12) Evidence-based practices and clinical psychology (Do we need a notion of research tat is different from the one existing today?)
13) Primary care and clinicla psychology (Is it possible to link the two in India?)
14) Mental health acts in India.
15) Continuous professional development for clinical psychologists in India. (Do clinical psychologists update themselves? What sort of CPD is available in India?)
And apart from these, some topics sir has mentioned in passing during class discussion:
16) What are the different conceptions of clinical psychology by both clinical psychologists and non-clinical psychologists (Eg. Psychiatrists, social workers, teachers and students of various departments like science, commerce..., counselors and students of counseling, laymen, UG students, and so on).
17) What are the differences between psychiatrists, (clinical) psychologists and social workers? How do they clash?
18) Why are psychiatrists now considering more psychotherapy as opposed to pharmacotherapy, and starting to call themselves "clinical psychiatrists"?
19) What sort of model of training is used in training clinical psychologists today?
20) What do clinical psychologists feel about employing so called "pseudo-scientific" methods in their practice? (Eg. Graphology, past-life regression therapy, hypnotherapy, etc.) [This is could also be a focus of the 12th topic- evidence based practice].
21) Why has there been no truce declared with RCI yet? How soon can it be expected (if at all)?
22) Practice guidelines: Economic-political forces Vs Professional/scientific need.
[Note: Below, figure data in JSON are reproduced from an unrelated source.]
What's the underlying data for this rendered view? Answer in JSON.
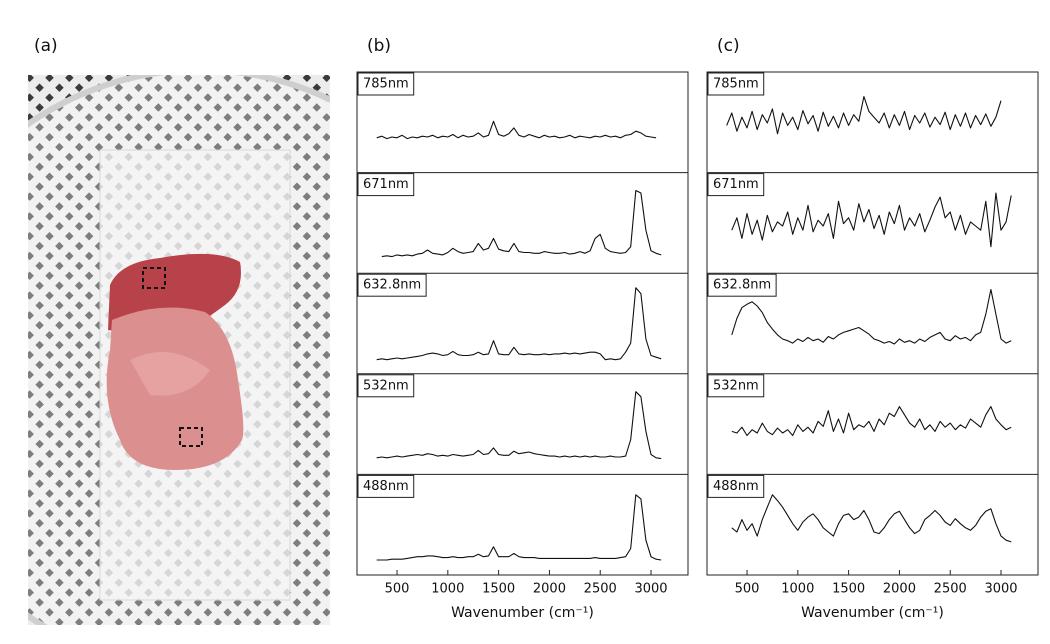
{
  "panel_a": {
    "label": "(a)"
  },
  "chart_data": [
    {
      "type": "line",
      "panel_label": "(b)",
      "x_label": "Wavenumber (cm⁻¹)",
      "color": "#111111",
      "xlim": [
        106,
        3364
      ],
      "xticks": [
        500,
        1000,
        1500,
        2000,
        2500,
        3000
      ],
      "ylim": [
        0,
        100
      ],
      "x": [
        300,
        350,
        400,
        450,
        500,
        550,
        600,
        650,
        700,
        750,
        800,
        850,
        900,
        950,
        1000,
        1050,
        1100,
        1150,
        1200,
        1250,
        1300,
        1350,
        1400,
        1450,
        1500,
        1550,
        1600,
        1650,
        1700,
        1750,
        1800,
        1850,
        1900,
        1950,
        2000,
        2050,
        2100,
        2150,
        2200,
        2250,
        2300,
        2350,
        2400,
        2450,
        2500,
        2550,
        2600,
        2650,
        2700,
        2750,
        2800,
        2850,
        2900,
        2950,
        3000,
        3050,
        3100
      ],
      "series": [
        {
          "name": "785nm",
          "values": [
            30,
            32,
            29,
            31,
            30,
            33,
            29,
            31,
            30,
            32,
            31,
            33,
            30,
            32,
            31,
            34,
            30,
            33,
            31,
            32,
            36,
            31,
            33,
            50,
            34,
            32,
            35,
            42,
            33,
            31,
            34,
            32,
            30,
            33,
            31,
            32,
            30,
            31,
            33,
            30,
            32,
            31,
            30,
            32,
            31,
            33,
            31,
            32,
            30,
            33,
            34,
            38,
            36,
            32,
            31,
            30,
            null
          ]
        },
        {
          "name": "671nm",
          "values": [
            null,
            8,
            9,
            8,
            10,
            9,
            10,
            9,
            11,
            12,
            16,
            12,
            11,
            10,
            13,
            18,
            14,
            12,
            13,
            14,
            24,
            16,
            18,
            30,
            17,
            15,
            14,
            24,
            14,
            13,
            13,
            12,
            12,
            14,
            13,
            12,
            12,
            13,
            11,
            12,
            14,
            12,
            15,
            30,
            35,
            18,
            14,
            13,
            12,
            13,
            20,
            88,
            85,
            40,
            15,
            12,
            10
          ]
        },
        {
          "name": "632.8nm",
          "values": [
            5,
            6,
            5,
            6,
            7,
            6,
            7,
            8,
            9,
            10,
            12,
            13,
            12,
            10,
            11,
            15,
            11,
            10,
            10,
            11,
            14,
            11,
            12,
            28,
            12,
            11,
            11,
            20,
            12,
            11,
            12,
            11,
            11,
            12,
            11,
            12,
            12,
            13,
            12,
            13,
            12,
            13,
            14,
            14,
            12,
            5,
            6,
            5,
            6,
            14,
            25,
            92,
            85,
            30,
            10,
            8,
            6
          ]
        },
        {
          "name": "532nm",
          "values": [
            8,
            9,
            8,
            9,
            10,
            9,
            10,
            11,
            12,
            11,
            13,
            12,
            10,
            11,
            10,
            12,
            11,
            10,
            11,
            12,
            17,
            12,
            13,
            20,
            12,
            11,
            11,
            16,
            13,
            14,
            15,
            13,
            12,
            11,
            10,
            10,
            9,
            10,
            9,
            10,
            9,
            10,
            9,
            10,
            9,
            9,
            10,
            9,
            9,
            10,
            30,
            88,
            82,
            40,
            12,
            8,
            7
          ]
        },
        {
          "name": "488nm",
          "values": [
            6,
            6,
            6,
            7,
            7,
            7,
            8,
            9,
            10,
            10,
            11,
            11,
            10,
            9,
            9,
            10,
            9,
            9,
            10,
            10,
            13,
            10,
            11,
            22,
            10,
            10,
            10,
            14,
            10,
            9,
            9,
            9,
            8,
            8,
            8,
            8,
            8,
            8,
            8,
            8,
            8,
            8,
            8,
            9,
            8,
            8,
            8,
            8,
            9,
            10,
            20,
            85,
            80,
            30,
            10,
            7,
            6
          ]
        }
      ]
    },
    {
      "type": "line",
      "panel_label": "(c)",
      "x_label": "Wavenumber (cm⁻¹)",
      "color": "#111111",
      "xlim": [
        106,
        3364
      ],
      "xticks": [
        500,
        1000,
        1500,
        2000,
        2500,
        3000
      ],
      "ylim": [
        0,
        100
      ],
      "x": [
        300,
        350,
        400,
        450,
        500,
        550,
        600,
        650,
        700,
        750,
        800,
        850,
        900,
        950,
        1000,
        1050,
        1100,
        1150,
        1200,
        1250,
        1300,
        1350,
        1400,
        1450,
        1500,
        1550,
        1600,
        1650,
        1700,
        1750,
        1800,
        1850,
        1900,
        1950,
        2000,
        2050,
        2100,
        2150,
        2200,
        2250,
        2300,
        2350,
        2400,
        2450,
        2500,
        2550,
        2600,
        2650,
        2700,
        2750,
        2800,
        2850,
        2900,
        2950,
        3000,
        3050,
        3100
      ],
      "series": [
        {
          "name": "785nm",
          "values": [
            45,
            60,
            38,
            55,
            42,
            62,
            40,
            58,
            48,
            65,
            35,
            60,
            45,
            55,
            40,
            63,
            47,
            57,
            38,
            61,
            44,
            56,
            42,
            60,
            45,
            58,
            50,
            80,
            62,
            55,
            48,
            60,
            42,
            58,
            45,
            62,
            40,
            57,
            48,
            60,
            43,
            55,
            46,
            61,
            40,
            58,
            44,
            60,
            42,
            57,
            46,
            59,
            44,
            55,
            75,
            null,
            null
          ]
        },
        {
          "name": "671nm",
          "values": [
            null,
            40,
            55,
            30,
            60,
            35,
            52,
            28,
            58,
            38,
            50,
            45,
            62,
            35,
            55,
            40,
            70,
            38,
            52,
            45,
            60,
            30,
            75,
            48,
            55,
            40,
            72,
            50,
            65,
            42,
            58,
            35,
            62,
            48,
            70,
            40,
            55,
            45,
            60,
            38,
            52,
            68,
            80,
            55,
            62,
            40,
            58,
            35,
            50,
            45,
            40,
            75,
            20,
            85,
            40,
            50,
            82
          ]
        },
        {
          "name": "632.8nm",
          "values": [
            null,
            35,
            55,
            68,
            72,
            75,
            70,
            62,
            50,
            42,
            35,
            30,
            28,
            25,
            30,
            27,
            32,
            28,
            30,
            26,
            33,
            30,
            35,
            38,
            40,
            42,
            44,
            40,
            36,
            30,
            28,
            25,
            27,
            24,
            30,
            26,
            28,
            25,
            30,
            27,
            32,
            35,
            38,
            30,
            28,
            34,
            30,
            32,
            28,
            35,
            38,
            60,
            90,
            60,
            30,
            25,
            28
          ]
        },
        {
          "name": "532nm",
          "values": [
            null,
            40,
            38,
            45,
            35,
            42,
            38,
            50,
            40,
            36,
            44,
            38,
            42,
            35,
            48,
            40,
            45,
            38,
            52,
            46,
            65,
            40,
            55,
            38,
            62,
            42,
            48,
            45,
            52,
            40,
            55,
            48,
            62,
            58,
            70,
            60,
            50,
            45,
            55,
            42,
            48,
            40,
            52,
            45,
            50,
            42,
            48,
            44,
            55,
            50,
            45,
            60,
            70,
            55,
            48,
            42,
            45
          ]
        },
        {
          "name": "488nm",
          "values": [
            null,
            45,
            40,
            55,
            42,
            50,
            35,
            55,
            70,
            85,
            78,
            70,
            60,
            50,
            42,
            52,
            58,
            62,
            55,
            45,
            40,
            35,
            50,
            60,
            62,
            55,
            58,
            66,
            55,
            40,
            38,
            45,
            55,
            62,
            65,
            55,
            45,
            38,
            42,
            55,
            60,
            66,
            60,
            52,
            48,
            56,
            50,
            45,
            42,
            48,
            58,
            65,
            68,
            50,
            35,
            30,
            28
          ]
        }
      ]
    }
  ]
}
B) Mini-CIAs: In case of the mini-CIAs, as in last semester, we are required to submit ANY TWO of the following:

1) MCQ quiz on chapter 1.
2) Putting up summaries of 3 or 4 class discussions on this blog.
3) Personal narrative paper. (Sir prefers that ALL of us write this, but it is still optional).
4) Reports on the IACP conference in NIMHANS.

Apart from these, sir mentioned in class that he would be willing to consider marking us if we were to present a paper (which must be clinical psychology related) at our own conference. However, we can NOT use the same paper to be marked for the CIA of developmental psychology.